Europe steps up — but can it close the gap?
Faced with the American void, the European Union accelerated a long-standing initiative: the creation of a special tribunal specifically designed to prosecute Russia’s leaders for the crime of aggression against Ukraine.
On June 25, 2025, Ukrainian President Volodymyr Zelensky signed an agreement in Strasbourg with the Council of Europe — the continent’s principal human rights body, separate from the European Union — to establish this unprecedented court. The legal necessity stems from a specific jurisdictional gap: while the ICC can prosecute war crimes and crimes against humanity committed in Ukraine, it cannot prosecute the crime of aggression in this case due to technical restrictions in its founding statute. The special tribunal is designed to fill that gap, with the potential to hold Russia’s senior political and military leadership — up to Putin himself — accountable.
The EU’s response goes beyond the tribunal. It includes the International Centre for the Prosecution of Crimes of Aggression, established in The Hague to support preparatory legal work, bilateral contributions from individual member states, and the Europol data transfer that will preserve Yale’s evidence archive.

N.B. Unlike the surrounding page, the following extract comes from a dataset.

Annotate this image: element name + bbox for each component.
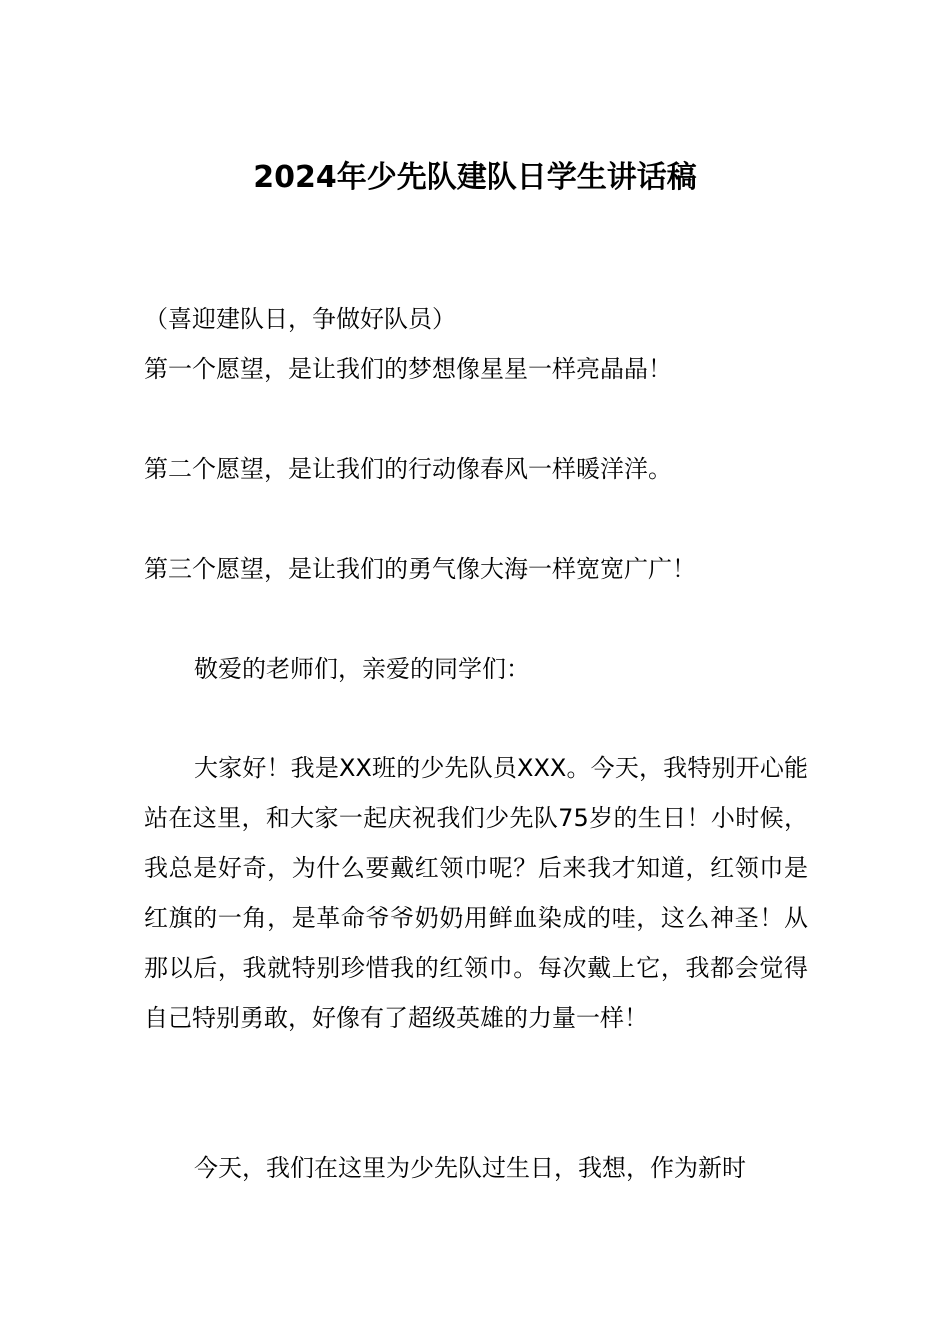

The EU has also committed €10 million (approximately $11 million) through its foreign policy instruments starting January 2026 to support the tribunal’s operational groundwork. According to information not yet officially confirmed, additional EU funding is expected to strengthen Ukraine’s child protection infrastructure.

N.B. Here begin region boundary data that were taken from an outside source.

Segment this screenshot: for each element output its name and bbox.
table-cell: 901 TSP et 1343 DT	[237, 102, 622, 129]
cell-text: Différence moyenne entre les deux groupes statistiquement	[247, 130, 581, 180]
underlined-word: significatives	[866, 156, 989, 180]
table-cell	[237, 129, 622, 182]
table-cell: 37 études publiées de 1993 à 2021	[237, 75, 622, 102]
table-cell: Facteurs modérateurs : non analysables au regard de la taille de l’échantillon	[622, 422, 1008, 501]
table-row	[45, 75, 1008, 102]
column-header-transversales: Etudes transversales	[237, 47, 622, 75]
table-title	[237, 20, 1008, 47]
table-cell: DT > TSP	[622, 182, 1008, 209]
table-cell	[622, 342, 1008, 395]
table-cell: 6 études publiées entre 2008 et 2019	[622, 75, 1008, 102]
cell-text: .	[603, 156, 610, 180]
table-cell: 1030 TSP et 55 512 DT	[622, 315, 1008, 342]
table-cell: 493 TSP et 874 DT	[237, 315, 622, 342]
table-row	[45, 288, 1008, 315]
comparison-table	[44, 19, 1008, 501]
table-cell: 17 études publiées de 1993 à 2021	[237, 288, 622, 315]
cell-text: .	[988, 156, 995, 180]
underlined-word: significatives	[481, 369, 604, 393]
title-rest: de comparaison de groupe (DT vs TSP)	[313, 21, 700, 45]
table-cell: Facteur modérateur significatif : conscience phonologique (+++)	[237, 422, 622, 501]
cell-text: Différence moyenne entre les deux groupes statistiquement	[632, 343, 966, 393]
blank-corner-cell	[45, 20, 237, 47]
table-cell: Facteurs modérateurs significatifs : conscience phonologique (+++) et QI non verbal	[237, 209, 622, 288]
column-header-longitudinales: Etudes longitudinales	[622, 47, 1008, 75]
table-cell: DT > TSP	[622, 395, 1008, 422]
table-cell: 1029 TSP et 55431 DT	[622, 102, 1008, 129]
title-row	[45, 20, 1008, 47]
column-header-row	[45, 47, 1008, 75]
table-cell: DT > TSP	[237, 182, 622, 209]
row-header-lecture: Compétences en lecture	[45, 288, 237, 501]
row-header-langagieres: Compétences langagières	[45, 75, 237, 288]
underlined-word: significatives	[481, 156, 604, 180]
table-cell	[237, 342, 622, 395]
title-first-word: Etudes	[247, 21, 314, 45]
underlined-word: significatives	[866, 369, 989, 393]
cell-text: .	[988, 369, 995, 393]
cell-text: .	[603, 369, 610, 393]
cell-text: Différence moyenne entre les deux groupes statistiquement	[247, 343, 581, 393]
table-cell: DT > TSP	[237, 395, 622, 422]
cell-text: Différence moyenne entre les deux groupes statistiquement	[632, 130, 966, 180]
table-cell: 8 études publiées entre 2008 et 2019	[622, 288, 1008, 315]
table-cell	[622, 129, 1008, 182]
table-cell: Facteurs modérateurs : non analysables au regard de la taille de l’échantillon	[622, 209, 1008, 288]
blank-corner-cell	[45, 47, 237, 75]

Analysis: Europe’s commitment and its limits
Europe’s engagement on international justice carries unprecedented strategic weight. For the first time, an international tribunal dedicated specifically to the crime of aggression — the act of launching an unlawful war — is being built within a European institutional framework. That the ICC cannot prosecute this charge in the Russian case is a legal anomaly Europe has chosen to correct on its own.

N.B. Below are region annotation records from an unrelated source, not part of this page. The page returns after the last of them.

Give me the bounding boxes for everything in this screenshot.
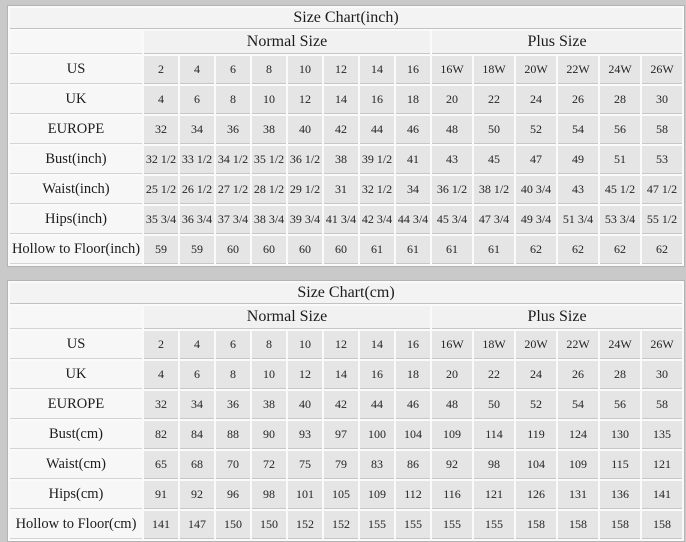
table-row [10,206,682,234]
size-value-cell: 34 [180,116,214,144]
row-label: US [10,56,142,84]
size-value-cell: 16W [432,331,472,359]
size-value-cell: 112 [396,481,430,509]
size-value-cell: 4 [144,86,178,114]
size-value-cell: 109 [360,481,394,509]
size-value-cell: 33 1/2 [180,146,214,174]
size-value-cell: 35 3/4 [144,206,178,234]
size-value-cell: 104 [396,421,430,449]
size-value-cell: 49 [558,146,598,174]
size-value-cell: 32 1/2 [144,146,178,174]
size-value-cell: 105 [324,481,358,509]
size-value-cell: 18 [396,86,430,114]
title-row [10,283,682,304]
size-value-cell: 100 [360,421,394,449]
size-value-cell: 158 [516,511,556,539]
size-value-cell: 50 [474,116,514,144]
size-value-cell: 24W [600,56,640,84]
size-value-cell: 24W [600,331,640,359]
size-value-cell: 40 3/4 [516,176,556,204]
size-value-cell: 8 [252,56,286,84]
size-value-cell: 36 [216,116,250,144]
size-value-cell: 109 [558,451,598,479]
table-row [10,421,682,449]
size-value-cell: 8 [216,86,250,114]
size-value-cell: 38 [324,146,358,174]
size-value-cell: 124 [558,421,598,449]
size-value-cell: 86 [396,451,430,479]
size-value-cell: 45 [474,146,514,174]
size-value-cell: 2 [144,331,178,359]
size-value-cell: 65 [144,451,178,479]
size-value-cell: 40 [288,391,322,419]
size-value-cell: 98 [252,481,286,509]
table-row [10,481,682,509]
size-value-cell: 20W [516,56,556,84]
size-value-cell: 141 [144,511,178,539]
size-value-cell: 14 [324,361,358,389]
size-value-cell: 43 [558,176,598,204]
size-value-cell: 24 [516,361,556,389]
size-value-cell: 92 [180,481,214,509]
size-value-cell: 61 [474,236,514,264]
size-value-cell: 26 [558,361,598,389]
size-value-cell: 41 3/4 [324,206,358,234]
size-value-cell: 38 1/2 [474,176,514,204]
size-value-cell: 82 [144,421,178,449]
size-value-cell: 62 [642,236,682,264]
size-value-cell: 75 [288,451,322,479]
size-value-cell: 92 [432,451,472,479]
size-value-cell: 30 [642,361,682,389]
size-value-cell: 34 [180,391,214,419]
size-value-cell: 114 [474,421,514,449]
size-value-cell: 56 [600,391,640,419]
group-header-row [10,306,682,329]
size-value-cell: 2 [144,56,178,84]
size-value-cell: 22W [558,331,598,359]
size-value-cell: 6 [180,86,214,114]
size-value-cell: 68 [180,451,214,479]
row-label: Waist(cm) [10,451,142,479]
size-value-cell: 116 [432,481,472,509]
size-value-cell: 31 [324,176,358,204]
size-value-cell: 20 [432,86,472,114]
size-value-cell: 16 [396,56,430,84]
size-value-cell: 26W [642,331,682,359]
row-label: EUROPE [10,116,142,144]
size-value-cell: 4 [144,361,178,389]
size-value-cell: 18 [396,361,430,389]
size-value-cell: 12 [324,56,358,84]
table-row [10,176,682,204]
size-value-cell: 53 [642,146,682,174]
size-value-cell: 61 [396,236,430,264]
size-value-cell: 46 [396,391,430,419]
size-value-cell: 62 [600,236,640,264]
size-value-cell: 119 [516,421,556,449]
row-label: UK [10,86,142,114]
size-value-cell: 30 [642,86,682,114]
table-row [10,391,682,419]
size-value-cell: 12 [324,331,358,359]
size-value-cell: 88 [216,421,250,449]
size-value-cell: 34 1/2 [216,146,250,174]
size-value-cell: 93 [288,421,322,449]
size-value-cell: 48 [432,116,472,144]
size-value-cell: 6 [180,361,214,389]
size-value-cell: 32 1/2 [360,176,394,204]
size-value-cell: 70 [216,451,250,479]
size-value-cell: 32 [144,116,178,144]
size-value-cell: 136 [600,481,640,509]
size-value-cell: 20 [432,361,472,389]
plus-size-header: Plus Size [432,31,682,54]
size-value-cell: 59 [180,236,214,264]
size-value-cell: 18W [474,56,514,84]
size-value-cell: 61 [432,236,472,264]
size-value-cell: 6 [216,331,250,359]
size-value-cell: 50 [474,391,514,419]
size-value-cell: 155 [360,511,394,539]
corner-cell [10,31,142,54]
table-title: Size Chart(inch) [10,8,682,29]
size-value-cell: 155 [432,511,472,539]
size-value-cell: 36 1/2 [288,146,322,174]
size-value-cell: 52 [516,391,556,419]
table-row [10,511,682,539]
size-value-cell: 12 [288,361,322,389]
size-value-cell: 36 [216,391,250,419]
size-value-cell: 10 [288,56,322,84]
size-value-cell: 39 1/2 [360,146,394,174]
size-value-cell: 155 [474,511,514,539]
size-value-cell: 37 3/4 [216,206,250,234]
size-value-cell: 158 [558,511,598,539]
size-value-cell: 47 [516,146,556,174]
size-value-cell: 96 [216,481,250,509]
size-value-cell: 14 [360,331,394,359]
size-value-cell: 38 3/4 [252,206,286,234]
size-value-cell: 49 3/4 [516,206,556,234]
size-value-cell: 58 [642,116,682,144]
table-row [10,361,682,389]
size-value-cell: 141 [642,481,682,509]
size-value-cell: 62 [558,236,598,264]
title-row [10,8,682,29]
size-value-cell: 60 [288,236,322,264]
size-value-cell: 60 [216,236,250,264]
size-value-cell: 53 3/4 [600,206,640,234]
size-value-cell: 55 1/2 [642,206,682,234]
table-row [10,331,682,359]
size-value-cell: 41 [396,146,430,174]
size-value-cell: 10 [252,361,286,389]
size-value-cell: 16 [360,86,394,114]
size-value-cell: 12 [288,86,322,114]
size-value-cell: 101 [288,481,322,509]
size-value-cell: 121 [474,481,514,509]
size-value-cell: 150 [252,511,286,539]
size-value-cell: 16W [432,56,472,84]
size-value-cell: 47 1/2 [642,176,682,204]
size-chart-cm-table [7,280,685,542]
row-label: EUROPE [10,391,142,419]
table-row [10,56,682,84]
row-label: Bust(cm) [10,421,142,449]
size-value-cell: 60 [324,236,358,264]
size-value-cell: 130 [600,421,640,449]
size-value-cell: 135 [642,421,682,449]
size-value-cell: 147 [180,511,214,539]
size-value-cell: 44 3/4 [396,206,430,234]
size-value-cell: 109 [432,421,472,449]
size-value-cell: 158 [642,511,682,539]
size-value-cell: 59 [144,236,178,264]
row-label: Waist(inch) [10,176,142,204]
size-value-cell: 121 [642,451,682,479]
size-value-cell: 97 [324,421,358,449]
size-value-cell: 155 [396,511,430,539]
size-value-cell: 34 [396,176,430,204]
size-value-cell: 52 [516,116,556,144]
size-value-cell: 36 1/2 [432,176,472,204]
size-value-cell: 43 [432,146,472,174]
size-value-cell: 14 [324,86,358,114]
size-value-cell: 28 [600,361,640,389]
size-value-cell: 20W [516,331,556,359]
size-value-cell: 28 1/2 [252,176,286,204]
size-value-cell: 24 [516,86,556,114]
table-row [10,86,682,114]
row-label: US [10,331,142,359]
size-value-cell: 18W [474,331,514,359]
size-value-cell: 29 1/2 [288,176,322,204]
size-value-cell: 16 [360,361,394,389]
size-value-cell: 40 [288,116,322,144]
size-value-cell: 26 [558,86,598,114]
size-value-cell: 61 [360,236,394,264]
size-value-cell: 27 1/2 [216,176,250,204]
size-value-cell: 79 [324,451,358,479]
size-value-cell: 91 [144,481,178,509]
size-value-cell: 104 [516,451,556,479]
size-value-cell: 10 [252,86,286,114]
size-value-cell: 46 [396,116,430,144]
group-header-row [10,31,682,54]
size-value-cell: 60 [252,236,286,264]
row-label: UK [10,361,142,389]
size-value-cell: 42 3/4 [360,206,394,234]
size-value-cell: 47 3/4 [474,206,514,234]
size-value-cell: 38 [252,116,286,144]
size-value-cell: 54 [558,391,598,419]
size-value-cell: 4 [180,56,214,84]
size-value-cell: 44 [360,116,394,144]
size-value-cell: 35 1/2 [252,146,286,174]
corner-cell [10,306,142,329]
size-value-cell: 83 [360,451,394,479]
plus-size-header: Plus Size [432,306,682,329]
size-value-cell: 4 [180,331,214,359]
size-value-cell: 38 [252,391,286,419]
size-value-cell: 28 [600,86,640,114]
size-value-cell: 16 [396,331,430,359]
size-value-cell: 36 3/4 [180,206,214,234]
size-value-cell: 131 [558,481,598,509]
size-value-cell: 26W [642,56,682,84]
size-value-cell: 42 [324,391,358,419]
table-row [10,116,682,144]
size-value-cell: 98 [474,451,514,479]
table-row [10,451,682,479]
size-value-cell: 84 [180,421,214,449]
normal-size-header: Normal Size [144,31,430,54]
size-value-cell: 54 [558,116,598,144]
size-value-cell: 62 [516,236,556,264]
size-value-cell: 90 [252,421,286,449]
size-chart-inch-table [7,5,685,267]
size-value-cell: 58 [642,391,682,419]
normal-size-header: Normal Size [144,306,430,329]
size-value-cell: 14 [360,56,394,84]
size-value-cell: 158 [600,511,640,539]
size-value-cell: 32 [144,391,178,419]
size-value-cell: 25 1/2 [144,176,178,204]
size-value-cell: 150 [216,511,250,539]
size-value-cell: 22 [474,361,514,389]
size-value-cell: 10 [288,331,322,359]
row-label: Hips(inch) [10,206,142,234]
size-value-cell: 126 [516,481,556,509]
row-label: Hollow to Floor(inch) [10,236,142,264]
size-value-cell: 22 [474,86,514,114]
size-value-cell: 26 1/2 [180,176,214,204]
row-label: Bust(inch) [10,146,142,174]
table-row [10,146,682,174]
size-value-cell: 8 [252,331,286,359]
row-label: Hollow to Floor(cm) [10,511,142,539]
size-value-cell: 72 [252,451,286,479]
size-value-cell: 48 [432,391,472,419]
row-label: Hips(cm) [10,481,142,509]
size-value-cell: 152 [288,511,322,539]
size-value-cell: 44 [360,391,394,419]
size-value-cell: 6 [216,56,250,84]
size-value-cell: 22W [558,56,598,84]
size-value-cell: 115 [600,451,640,479]
size-value-cell: 45 1/2 [600,176,640,204]
table-row [10,236,682,264]
size-value-cell: 8 [216,361,250,389]
size-value-cell: 152 [324,511,358,539]
size-value-cell: 51 3/4 [558,206,598,234]
table-title: Size Chart(cm) [10,283,682,304]
size-value-cell: 42 [324,116,358,144]
size-value-cell: 39 3/4 [288,206,322,234]
size-value-cell: 45 3/4 [432,206,472,234]
size-value-cell: 51 [600,146,640,174]
size-value-cell: 56 [600,116,640,144]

That is a genuine achievement. But even accounting for the full scope of European efforts, the operational gap left by Washington’s withdrawal remains severe. More than $283 million in American funding had underpinned the daily work of accountability: field investigators, legal trainers, evidence archivists, child-tracing researchers. The EU’s financial instruments and the special tribunal — not expected to be fully operational until 2027 — cannot substitute for that ground-level infrastructure in the near term.
Real accountability does not begin in a courtroom. It begins in a freezing apartment in Izium, where an investigator braves iced roads and drone threats to take a survivor’s testimony.
It lives in the servers where satellite images are archived, in the law offices where Ukrainian prosecutors receive training in international humanitarian law. That invisible infrastructure is what the American withdrawal is quietly dismantling — and what no tribunal, however legitimate, can rebuild retroactively.
The risk is not abstract: evidence degrades, witnesses die, case files stall. International justice, even when it eventually delivers a verdict, depends entirely on the work having been done at the right time. That time is now — and it is passing.
The bottom line
A European tribunal can enshrine the principle that military aggression is not beyond the reach of the law. But it cannot, on its own, replace the hundreds of investigators, lawyers and researchers that American defunding has thrown into crisis. The real question facing European capitals is not whether they want to defend international justice — they have said they do. It is whether they are ready to pay its true operational cost, case by case, euro by euro, before the evidence is gone.